Você já viu um piloto em treinamento de turbulência?
Eles passam horas dentro de um simulador, aprendendo a manter o controle quando tudo parece fora do controle: pane nos sistemas, perda de visibilidade, falha nos motores.
Mas existe algo que nenhum manual ensina: o que fazer com o medo que também decola com eles.
E, principalmente, como continuar pilotando com uma tripulação inteira olhando pra você, como se tivesse todas as respostas.
Liderar em tempos incertos é isso:
Segurar o manche com mãos trêmulas.
Tomar decisões mesmo quando o painel de dados está em alerta.
E, acima de tudo, sustentar a confiança dos outros quando você mesmo está cheio de dúvidas.
A matéria da Exame fala em “liderança à prova de choque”.
Mas existe mesmo liderança inabalável?
Ou o que a gente precisa não é de líderes de aço, mas de gente real, presente e disponível?
Estamos vivendo uma era de ruídos
Mudanças constantes, crises silenciosas, times fragilizados, ambientes ansiosos.
A incerteza virou regra. O planejamento, um exercício de fé.
E quem lidera… precisa aprender a caminhar sem mapa.
É aí que muita liderança entra em colapso:
Porque foi treinada para controlar.
Mas agora precisa conter, acolher, escutar e improvisar.
Há líderes tentando atravessar o caos com as ferramentas da ordem
Metas rígidas. Reuniões intermináveis. Pressões travestidas de resiliência.
A tentativa de manter tudo sob controle, quando o controle já não existe.
São respostas lineares para problemas complexos.
Mas o que o time precisa mesmo é de outra coisa:
Presença. Clareza. Escuta.
Não de um herói salvador, mas de um humano confiável.

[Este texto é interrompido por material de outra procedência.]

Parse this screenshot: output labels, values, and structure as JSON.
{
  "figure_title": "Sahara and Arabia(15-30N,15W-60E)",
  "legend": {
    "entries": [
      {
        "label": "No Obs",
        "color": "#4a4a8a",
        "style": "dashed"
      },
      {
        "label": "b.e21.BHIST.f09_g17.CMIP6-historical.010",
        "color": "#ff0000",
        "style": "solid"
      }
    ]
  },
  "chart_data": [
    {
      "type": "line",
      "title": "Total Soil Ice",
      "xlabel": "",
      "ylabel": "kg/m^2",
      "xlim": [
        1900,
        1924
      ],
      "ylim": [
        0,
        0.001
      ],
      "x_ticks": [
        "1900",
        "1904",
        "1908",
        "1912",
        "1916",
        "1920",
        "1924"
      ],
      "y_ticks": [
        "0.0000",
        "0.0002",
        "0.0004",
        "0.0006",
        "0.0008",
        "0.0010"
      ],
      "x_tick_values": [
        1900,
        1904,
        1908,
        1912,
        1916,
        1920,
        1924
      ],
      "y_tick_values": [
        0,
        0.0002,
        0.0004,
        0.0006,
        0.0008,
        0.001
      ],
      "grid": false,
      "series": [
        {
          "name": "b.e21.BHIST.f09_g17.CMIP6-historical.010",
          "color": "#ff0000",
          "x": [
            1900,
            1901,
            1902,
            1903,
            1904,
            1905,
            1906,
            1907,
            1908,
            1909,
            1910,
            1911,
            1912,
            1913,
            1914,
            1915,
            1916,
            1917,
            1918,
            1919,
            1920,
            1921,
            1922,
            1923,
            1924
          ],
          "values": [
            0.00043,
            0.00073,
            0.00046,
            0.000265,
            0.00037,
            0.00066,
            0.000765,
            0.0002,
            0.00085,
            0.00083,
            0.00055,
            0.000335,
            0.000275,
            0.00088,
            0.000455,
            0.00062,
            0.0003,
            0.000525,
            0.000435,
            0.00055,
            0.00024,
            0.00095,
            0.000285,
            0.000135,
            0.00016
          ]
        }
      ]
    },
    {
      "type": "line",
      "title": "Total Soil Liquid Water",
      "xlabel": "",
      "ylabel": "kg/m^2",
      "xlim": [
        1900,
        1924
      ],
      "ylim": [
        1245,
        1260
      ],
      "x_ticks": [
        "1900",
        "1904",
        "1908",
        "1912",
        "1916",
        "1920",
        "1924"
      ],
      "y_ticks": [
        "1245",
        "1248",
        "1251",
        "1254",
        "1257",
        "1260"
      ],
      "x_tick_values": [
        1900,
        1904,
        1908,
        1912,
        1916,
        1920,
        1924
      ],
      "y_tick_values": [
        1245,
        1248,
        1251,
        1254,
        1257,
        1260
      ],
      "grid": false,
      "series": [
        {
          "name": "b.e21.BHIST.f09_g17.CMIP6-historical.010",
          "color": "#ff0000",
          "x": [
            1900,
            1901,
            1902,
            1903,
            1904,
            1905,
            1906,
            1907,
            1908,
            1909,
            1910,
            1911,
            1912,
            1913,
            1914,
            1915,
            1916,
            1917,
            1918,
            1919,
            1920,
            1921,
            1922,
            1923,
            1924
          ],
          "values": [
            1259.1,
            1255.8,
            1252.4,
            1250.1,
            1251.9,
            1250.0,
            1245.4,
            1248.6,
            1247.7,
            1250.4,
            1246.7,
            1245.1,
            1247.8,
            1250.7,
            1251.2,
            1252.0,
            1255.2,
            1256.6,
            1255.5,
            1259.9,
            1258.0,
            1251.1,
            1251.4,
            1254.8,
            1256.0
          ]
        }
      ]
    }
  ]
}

E se a liderança à prova de choque for, na verdade, a que sabe tremer?
A que assume que não tem todas as respostas.
Que pergunta ao invés de mandar.
Que sustenta o time, não com certezas, mas com vínculos reais.
E que, mesmo com medo, não se ausenta.
A psicologia organizacional tem alertado:
Tempos instáveis exigem mais do que comando.
Exigem segurança psicológica.
Um ambiente onde é possível errar sem ser punido.
Expressar sem medo.
E experimentar, mesmo sem garantia.
Em tempos incertos, o novo perfil de liderança não é o técnico. É o simbólico.
É aquele que dá sentido à travessia.
Que comunica com transparência.
Que acolhe a dúvida.
E que entende que liderar é, acima de tudo, cuidar.
Então, talvez a pergunta não seja “como liderar em tempos incertos?”
Mas sim: em quem você se torna quando não sabe o que vem pela frente?
Você endurece? Silencia? Controla?
Ou consegue respirar fundo, reunir o time e dizer:
“Eu também não sei. Mas estou aqui. E vamos juntos.”
Porque no fim, liderar em tempos difíceis não é sobre ter todas as respostas.
É sobre ser alguém com quem os outros escolhem atravessar a tempestade.